Given the significant role of stress factors in the development mechanism of premenstrual disorders, the prescription of anti-stress therapy is advisable. It includes the intake of adaptogens, multivitamins, autogenic training, aromatherapy, manual and water massage, vacuum therapy, and water procedures.

Patients with elevated prolactin levels in the blood are prescribed dopaminergic drugs (Dostinex). For such patients, ovulation is usually disrupted against the background of stress. Therefore, contraceptive methods should not be used in their treatment. Instead, Duphaston is prescribed for six months to correct hormonal imbalances in the second phase of the menstrual cycle.

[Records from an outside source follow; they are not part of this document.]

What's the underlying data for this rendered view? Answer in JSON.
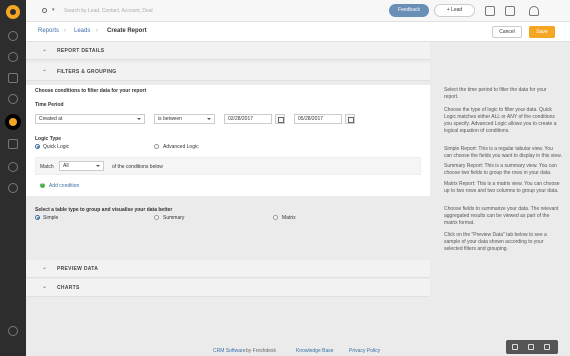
{
  "topbar": {
    "search_placeholder": "Search by Lead, Contact, Account, Deal",
    "search_dropdown_glyph": "▾",
    "feedback_label": "Feedback",
    "add_lead_label": "+ Lead"
  },
  "breadcrumb": {
    "reports": "Reports",
    "sep1": "›",
    "leads": "Leads",
    "sep2": "›",
    "current": "Create Report"
  },
  "actions": {
    "cancel": "Cancel",
    "save": "Save"
  },
  "sections": {
    "report_details": "REPORT DETAILS",
    "filters_grouping": "FILTERS & GROUPING",
    "preview_data": "PREVIEW DATA",
    "charts": "CHARTS",
    "chevron_collapsed": "⌄",
    "chevron_expanded": "⌃"
  },
  "filters": {
    "heading": "Choose conditions to filter data for your report",
    "time_period_label": "Time Period",
    "field_value": "Created at",
    "operator_value": "is between",
    "date_from": "02/28/2017",
    "date_to": "05/28/2017",
    "logic_type_label": "Logic Type",
    "logic_quick": "Quick Logic",
    "logic_advanced": "Advanced Logic",
    "match_label": "Match",
    "match_value": "All",
    "match_suffix": "of the conditions below",
    "add_condition": "Add condition"
  },
  "grouping": {
    "heading": "Select a table type to group and visualise your data better",
    "simple": "Simple",
    "summary": "Summary",
    "matrix": "Matrix"
  },
  "help": {
    "p1": "Select the time period to filter the data for your report.",
    "p2": "Choose the type of logic to filter your data. Quick Logic matches either ALL or ANY of the conditions you specify. Advanced Logic allows you to create a logical equation of conditions.",
    "p3": "Simple Report: This is a regular tabular view. You can choose the fields you want to display in this view.",
    "p4": "Summary Report: This is a summary view. You can choose two fields to group the rows in your data.",
    "p5": "Matrix Report: This is a matrix view. You can choose up to two rows and two columns to group your data.",
    "p6": "Choose fields to summarize your data. The relevant aggregated results can be viewed as part of the matrix format.",
    "p7": "Click on the \"Preview Data\" tab below to see a sample of your data shown according to your selected filters and grouping."
  },
  "footer": {
    "crm_software": "CRM Software",
    "by_freshdesk": "by Freshdesk",
    "knowledge_base": "Knowledge Base",
    "privacy_policy": "Privacy Policy"
  },
  "colors": {
    "accent": "#f5a623",
    "link": "#3a6ea5",
    "sidebar": "#2d2d2d"
  }
}
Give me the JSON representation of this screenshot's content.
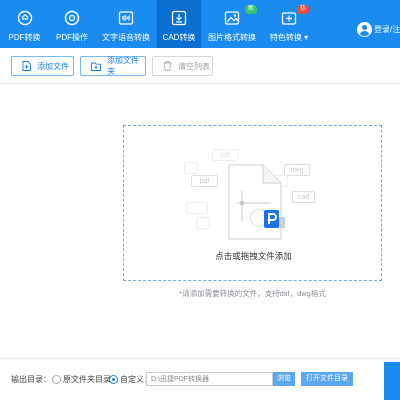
{
  "nav": {
    "items": [
      {
        "label": "PDF转换",
        "icon": "convert-cycle-icon"
      },
      {
        "label": "PDF操作",
        "icon": "settings-gear-icon"
      },
      {
        "label": "文字语音转换",
        "icon": "audio-wave-icon"
      },
      {
        "label": "CAD转换",
        "icon": "cad-download-icon",
        "active": true
      },
      {
        "label": "图片格式转换",
        "icon": "image-icon",
        "badge": "新"
      },
      {
        "label": "特色转换 ▾",
        "icon": "special-convert-icon",
        "badge": "热"
      }
    ],
    "login_label": "登录/注"
  },
  "toolbar": {
    "add_file_label": "添加文件",
    "add_folder_label": "添加文件夹",
    "clear_list_label": "清空列表"
  },
  "dropzone": {
    "hint": "点击或拖拽文件添加",
    "support_tip": "*请添加需要转换的文件，支持dxf，dwg格式",
    "deco_labels": [
      "pdf",
      "dwg",
      "cad"
    ]
  },
  "bottom": {
    "output_label": "输出目录：",
    "option_source_label": "原文件夹目录",
    "option_custom_label": "自定义：",
    "path_value": "D:\\迅捷PDF转换器",
    "browse_label": "浏览",
    "open_folder_label": "打开文件目录"
  },
  "colors": {
    "nav_bg": "#1a8cf0",
    "nav_active": "#0b6fd1",
    "accent": "#1a7ee0",
    "badge_new": "#3cc46b",
    "badge_hot": "#f04b3a",
    "pdf_logo": "#1a73e8"
  }
}
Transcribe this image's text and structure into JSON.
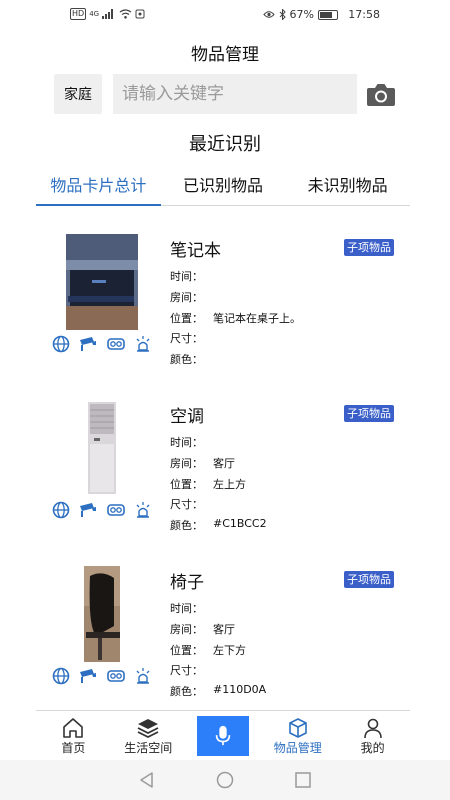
{
  "status_bar": {
    "left_badge_hd": "HD",
    "left_badge_4g": "4G",
    "battery_percent": "67%",
    "time": "17:58"
  },
  "header": {
    "title": "物品管理",
    "category": "家庭",
    "search_placeholder": "请输入关键字",
    "camera_icon": "camera-icon"
  },
  "section_title": "最近识别",
  "tabs": [
    {
      "label": "物品卡片总计",
      "active": true
    },
    {
      "label": "已识别物品",
      "active": false
    },
    {
      "label": "未识别物品",
      "active": false
    }
  ],
  "field_labels": {
    "time": "时间：",
    "room": "房间：",
    "position": "位置：",
    "size": "尺寸：",
    "color": "颜色："
  },
  "items": [
    {
      "name": "笔记本",
      "badge": "子项物品",
      "time": "",
      "room": "",
      "position": "笔记本在桌子上。",
      "size": "",
      "color": ""
    },
    {
      "name": "空调",
      "badge": "子项物品",
      "time": "",
      "room": "客厅",
      "position": "左上方",
      "size": "",
      "color": "#C1BCC2"
    },
    {
      "name": "椅子",
      "badge": "子项物品",
      "time": "",
      "room": "客厅",
      "position": "左下方",
      "size": "",
      "color": "#110D0A"
    }
  ],
  "item_icons": [
    "globe-icon",
    "security-camera-icon",
    "vr-headset-icon",
    "alarm-light-icon"
  ],
  "bottom_nav": [
    {
      "label": "首页",
      "icon": "home-icon"
    },
    {
      "label": "生活空间",
      "icon": "layers-icon"
    },
    {
      "label": "",
      "icon": "microphone-icon"
    },
    {
      "label": "物品管理",
      "icon": "cube-icon",
      "active": true
    },
    {
      "label": "我的",
      "icon": "user-icon"
    }
  ],
  "system_nav": [
    "back-icon",
    "home-circle-icon",
    "recents-icon"
  ],
  "colors": {
    "accent": "#2d6fc0",
    "badge_bg": "#3a5fc9",
    "mic_bg": "#2d7ff9",
    "input_bg": "#efefef"
  }
}
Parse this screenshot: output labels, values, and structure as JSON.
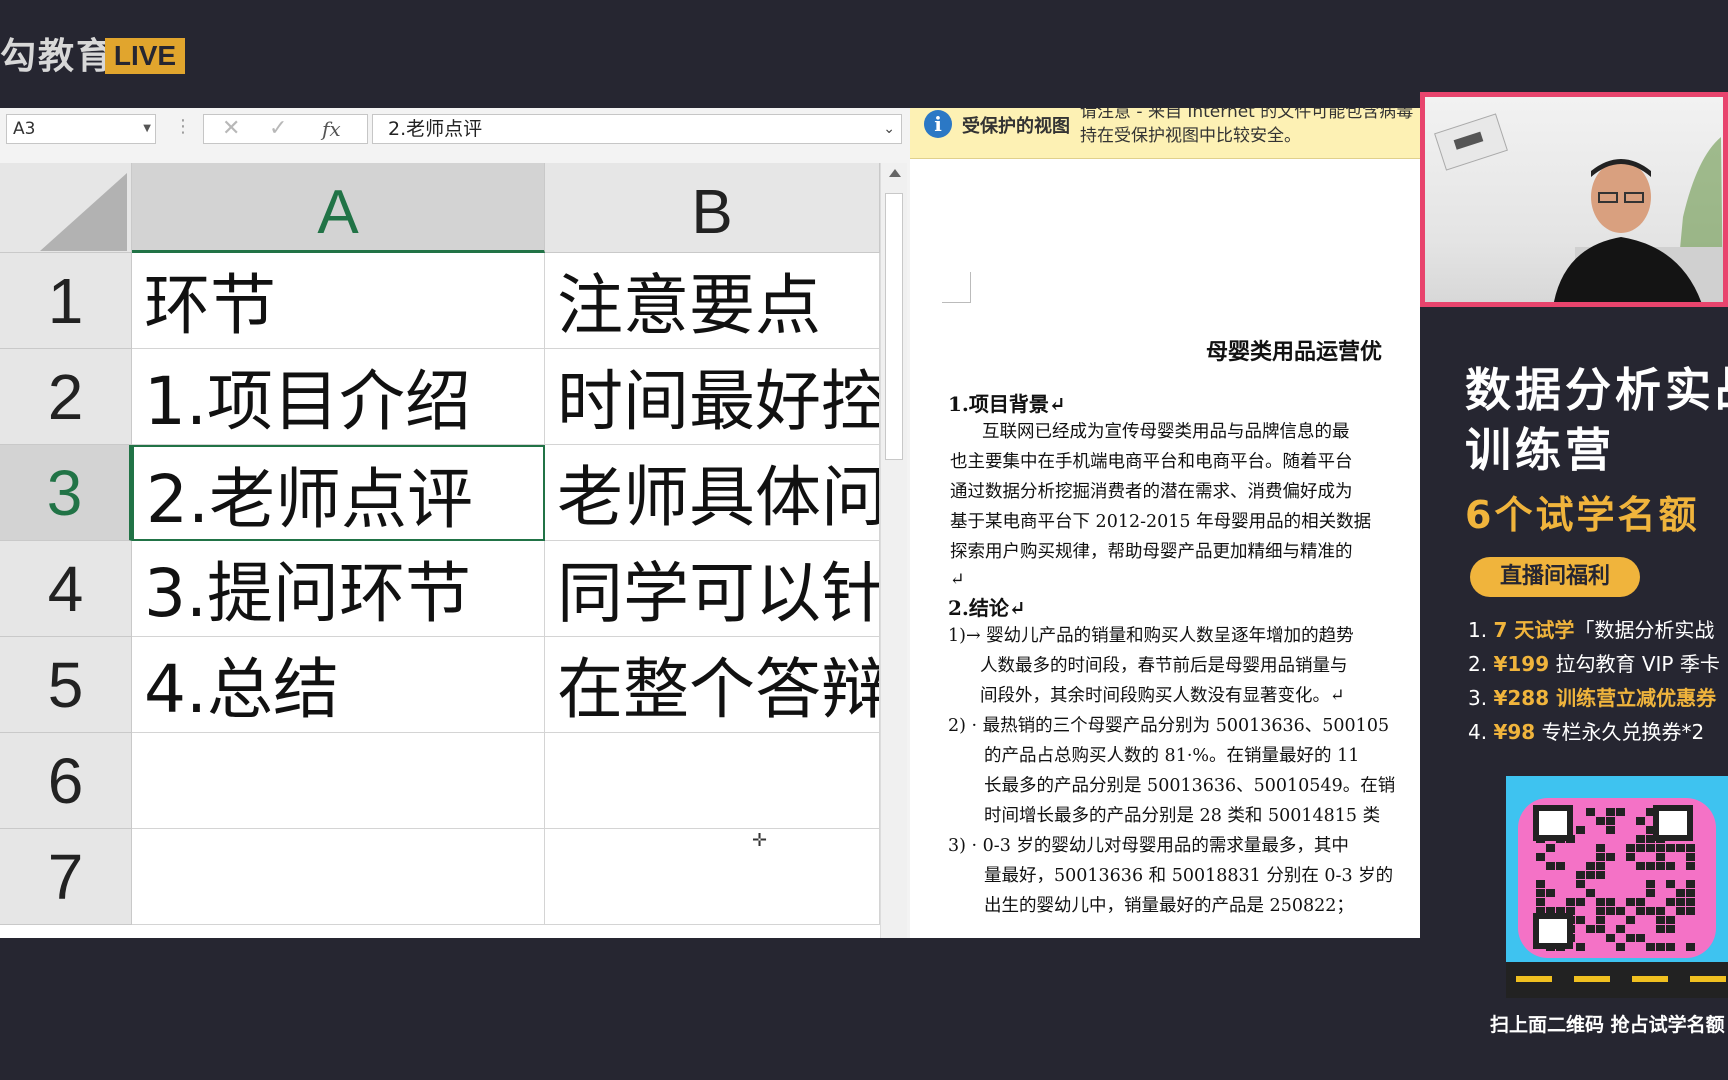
{
  "logo": {
    "text": "勾教育",
    "badge": "LIVE"
  },
  "excel": {
    "name_box": "A3",
    "formula_icons": {
      "cancel": "✕",
      "enter": "✓",
      "fx": "fx"
    },
    "formula_value": "2.老师点评",
    "columns": [
      "A",
      "B"
    ],
    "selected_column": "A",
    "selected_row": "3",
    "rows": [
      {
        "num": "1",
        "a": "环节",
        "b": "注意要点"
      },
      {
        "num": "2",
        "a": "1.项目介绍",
        "b": "时间最好控"
      },
      {
        "num": "3",
        "a": "2.老师点评",
        "b": "老师具体问"
      },
      {
        "num": "4",
        "a": "3.提问环节",
        "b": "同学可以针"
      },
      {
        "num": "5",
        "a": "4.总结",
        "b": "在整个答辩"
      },
      {
        "num": "6",
        "a": "",
        "b": ""
      },
      {
        "num": "7",
        "a": "",
        "b": ""
      }
    ]
  },
  "word": {
    "protected_view": {
      "title": "受保护的视图",
      "line1": "请注意 - 来自 Internet 的文件可能包含病毒",
      "line2": "持在受保护视图中比较安全。"
    },
    "doc_title": "母婴类用品运营优",
    "lines": [
      "1.项目背景↵",
      "互联网已经成为宣传母婴类用品与品牌信息的最",
      "也主要集中在手机端电商平台和电商平台。随着平台",
      "通过数据分析挖掘消费者的潜在需求、消费偏好成为",
      "基于某电商平台下 2012-2015 年母婴用品的相关数据",
      "探索用户购买规律，帮助母婴产品更加精细与精准的",
      "↵",
      "2.结论↵",
      "1)→ 婴幼儿产品的销量和购买人数呈逐年增加的趋势",
      "人数最多的时间段，春节前后是母婴用品销量与",
      "间段外，其余时间段购买人数没有显著变化。↵",
      "2) · 最热销的三个母婴产品分别为 50013636、500105",
      "的产品占总购买人数的 81·%。在销量最好的 11",
      "长最多的产品分别是 50013636、50010549。在销",
      "时间增长最多的产品分别是 28 类和 50014815 类",
      "3) · 0-3 岁的婴幼儿对母婴用品的需求量最多，其中",
      "量最好，50013636 和 50018831 分别在 0-3 岁的",
      "出生的婴幼儿中，销量最好的产品是 250822；"
    ]
  },
  "promo": {
    "title_line1": "数据分析实战",
    "title_line2": "训练营",
    "subtitle": "6个试学名额",
    "benefit_pill": "直播间福利",
    "benefits": [
      {
        "num": "1. ",
        "hl": "7 天试学",
        "rest": "「数据分析实战"
      },
      {
        "num": "2. ",
        "hl": "¥199",
        "rest": " 拉勾教育 VIP 季卡"
      },
      {
        "num": "3. ",
        "hl": "¥288 训练营立减优惠券",
        "rest": ""
      },
      {
        "num": "4. ",
        "hl": "¥98",
        "rest": " 专栏永久兑换券*2"
      }
    ],
    "qr_caption": "扫上面二维码  抢占试学名额"
  },
  "colors": {
    "excel_green": "#217346",
    "promo_gold": "#f0b43c",
    "webcam_border": "#e8446d",
    "background": "#262631"
  }
}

The treatment of PMS should continue for three menstrual cycles. This is an approximate duration, and treatment may last longer depending on individual body characteristics.

In cases of extremely severe PMS, bilateral ovariectomy may be performed, resulting in the irreversible cessation of ovarian function. After this procedure, menstrual cycles cease, along with the disappearance of PMS symptoms. Hormone therapy is indicated for operated patients until the age of 51, which is the usual age of onset of menopause.